Aus der Differenz von Exporten und Importen errechnet sich ein Handelsbilanzüberschuss von vier Milliarden Euro – damit ist ein neuer Rekordwert erreicht, zudem ist der Pro-Kopf-Überschuss in keinem anderen Bundesland höher. Und das trotz Teuerung, Zöllen und anderer geopolitischer Verwerfungen. „Das ist ein klarer Beleg für die Wettbewerbsfähigkeit und Innovationskraft unserer Unternehmen“, sind sich Landeshauptmann Markus Wallner, Wirtschaftslandesrat Marco Tittler sowie Wirtschaftskammerpräsident Karlheinz Kopf einig.
Vorarlberg setzt österreichweit die Standards
Ebenfalls beeindruckend fallen zwei weitere Kennzahlen aus: Die Exportquote lag im Vorjahr bei 57 Prozent, daraus resultiert ein Pro-Kopf-Exportwert von 32.007 Euro – auch damit setzt das Ländle österreichweit Maßstäbe. „Besonders erfreulich ist, dass die Nachfrage aus unseren wichtigsten Exportmärkten wieder anzieht.

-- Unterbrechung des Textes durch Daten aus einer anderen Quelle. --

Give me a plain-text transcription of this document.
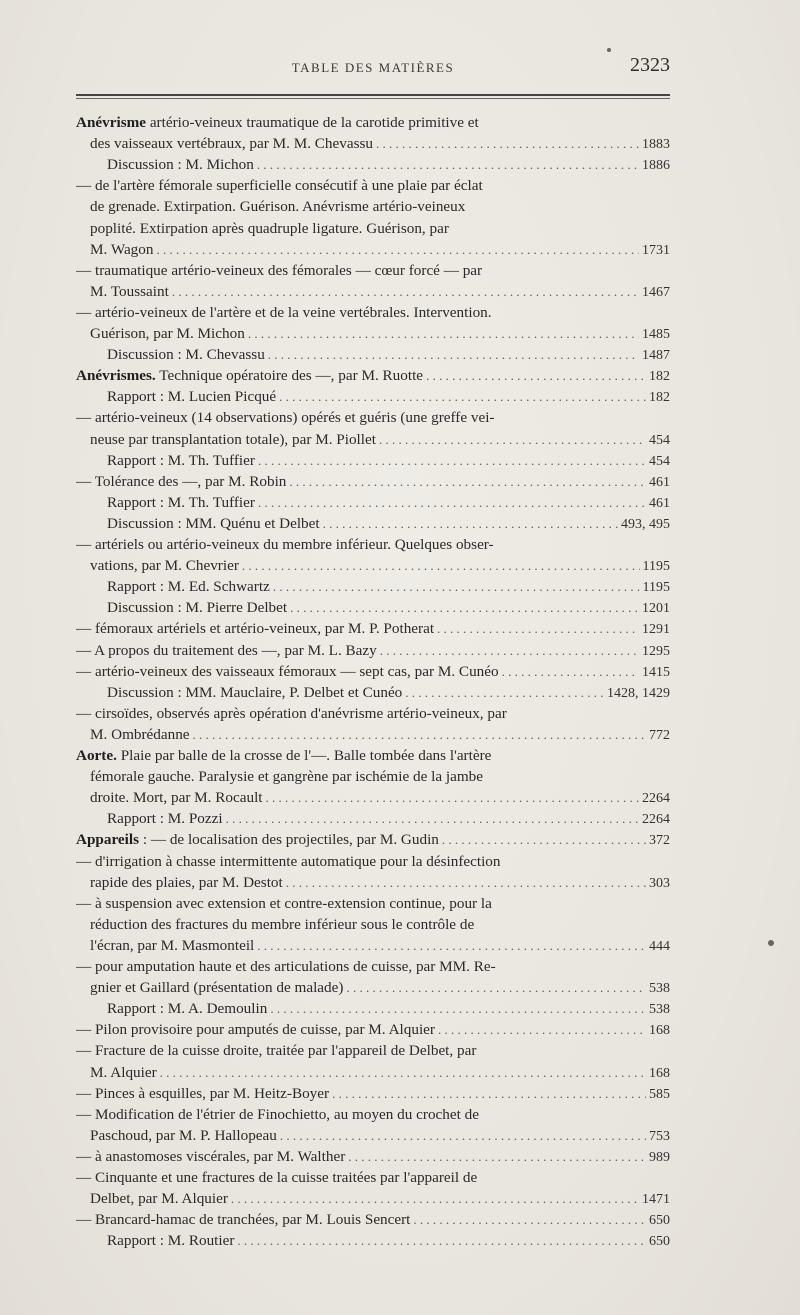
TABLE DES MATIÈRES	2323
Anévrisme artério-veineux traumatique de la carotide primitive et
des vaisseaux vertébraux, par M. M. Chevassu . . .	1883
Discussion : M. Michon . . .	1886
— de l'artère fémorale superficielle consécutif à une plaie par éclat
de grenade. Extirpation. Guérison. Anévrisme artério-veineux
poplité. Extirpation après quadruple ligature. Guérison, par
M. Wagon . . .	1731
— traumatique artério-veineux des fémorales — cœur forcé — par
M. Toussaint . . .	1467
— artério-veineux de l'artère et de la veine vertébrales. Intervention.
Guérison, par M. Michon . . .	1485
Discussion : M. Chevassu . . .	1487
Anévrismes. Technique opératoire des —, par M. Ruotte . . .	182
Rapport : M. Lucien Picqué . . .	182
— artério-veineux (14 observations) opérés et guéris (une greffe vei-
neuse par transplantation totale), par M. Piollet . . .	454
Rapport : M. Th. Tuffier . . .	454
— Tolérance des —, par M. Robin . . .	461
Rapport : M. Th. Tuffier . . .	461
Discussion : MM. Quénu et Delbet . . .	493, 495
— artériels ou artério-veineux du membre inférieur. Quelques obser-
vations, par M. Chevrier . . .	1195
Rapport : M. Ed. Schwartz . . .	1195
Discussion : M. Pierre Delbet . . .	1201
— fémoraux artériels et artério-veineux, par M. P. Potherat . . .	1291
— A propos du traitement des —, par M. L. Bazy . . .	1295
— artério-veineux des vaisseaux fémoraux — sept cas, par M. Cunéo . . .	1415
Discussion : MM. Mauclaire, P. Delbet et Cunéo . . .	1428, 1429
— cirsoïdes, observés après opération d'anévrisme artério-veineux, par
M. Ombrédanne . . .	772
Aorte. Plaie par balle de la crosse de l'—. Balle tombée dans l'artère
fémorale gauche. Paralysie et gangrène par ischémie de la jambe
droite. Mort, par M. Rocault . . .	2264
Rapport : M. Pozzi . . .	2264
Appareils : — de localisation des projectiles, par M. Gudin . . .	372
— d'irrigation à chasse intermittente automatique pour la désinfection
rapide des plaies, par M. Destot . . .	303
— à suspension avec extension et contre-extension continue, pour la
réduction des fractures du membre inférieur sous le contrôle de
l'écran, par M. Masmonteil . . .	444
— pour amputation haute et des articulations de cuisse, par MM. Re-
gnier et Gaillard (présentation de malade) . . .	538
Rapport : M. A. Demoulin . . .	538
— Pilon provisoire pour amputés de cuisse, par M. Alquier . . .	168
— Fracture de la cuisse droite, traitée par l'appareil de Delbet, par
M. Alquier . . .	168
— Pinces à esquilles, par M. Heitz-Boyer . . .	585
— Modification de l'étrier de Finochietto, au moyen du crochet de
Paschoud, par M. P. Hallopeau . . .	753
— à anastomoses viscérales, par M. Walther . . .	989
— Cinquante et une fractures de la cuisse traitées par l'appareil de
Delbet, par M. Alquier . . .	1471
— Brancard-hamac de tranchées, par M. Louis Sencert . . .	650
Rapport : M. Routier . . .	650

Nichtsdestotrotz ist gerade unsere exportorientierte Industrie auf gute Rahmenbedingungen angewiesen. Wir werden unsere Vorhaben in Sachen Bürokratieabbau und in Bezug auf den Fachkräftemangel konsequent vorantreiben“, verspricht Landeshauptmann Markus Wallner. Ins gleiche Horn bläst Wirtschaftslandesrat Marco Tittler: „Der hohe Handelsüberschuss zeigt, dass unsere Betriebe auch in einem anspruchsvollen wirtschaftlichen Umfeld erfolgreich auf den internationalen Märkten bestehen. Während wir uns am Standort Vorarlberg weiterhin auf unsere Stärken konzentrieren, müssen wir aber auch neue Märkte erschließen.“
Besonders erfreulich ist, dass die Nachfrage aus unseren wichtigsten Exportmärkten wieder anzieht.
Landeshauptmann Markus Wallner
Deutschland bleibt der mit Abstand wichtigste Handelspartner
Stichwort „Märkte“: Die Exporte nach Deutschland, dem mit Abstand wichtigsten Handelspartner Vorarlbergs, stiegen um 0,8 Prozent auf 3,6 Milliarden Euro. Auch die Schweiz und Italien verzeichneten Zuwächse von 4,3 Prozent bzw. 4,2 Prozent. Rückgänge gab es hingegen bei den Exporten in die USA (-2,9 Prozent) und nach Frankreich (-3,3 Prozent). Die Warengruppe „Kessel, Maschinen und Apparate“ konnte mit einem Plus von 4 Prozent auf 2,6 Milliarden Euro besonders stark zulegen, während die „Nahrungs- und Genussmittel“ einen Rückgang um 4,5 Prozent auf 1,8 Milliarden Euro verzeichneten.
Großes Handelsbilanzdefizit mit China
Bei den Importen stellt sich das Bild ein wenig anders dar: Deutschland bleibt mit einem Anteil von 37 Prozent am gesamten Importvolumen der wichtigste Lieferant, gefolgt von der Schweiz und China. Der Handel mit Asien bleibt jedoch weiterhin defizitär, insbesondere mit China – das Handelsbilanzdefizit mit dem „Reich der Mitte“ beläuft sich mittlerweile auf 560 Millionen Euro.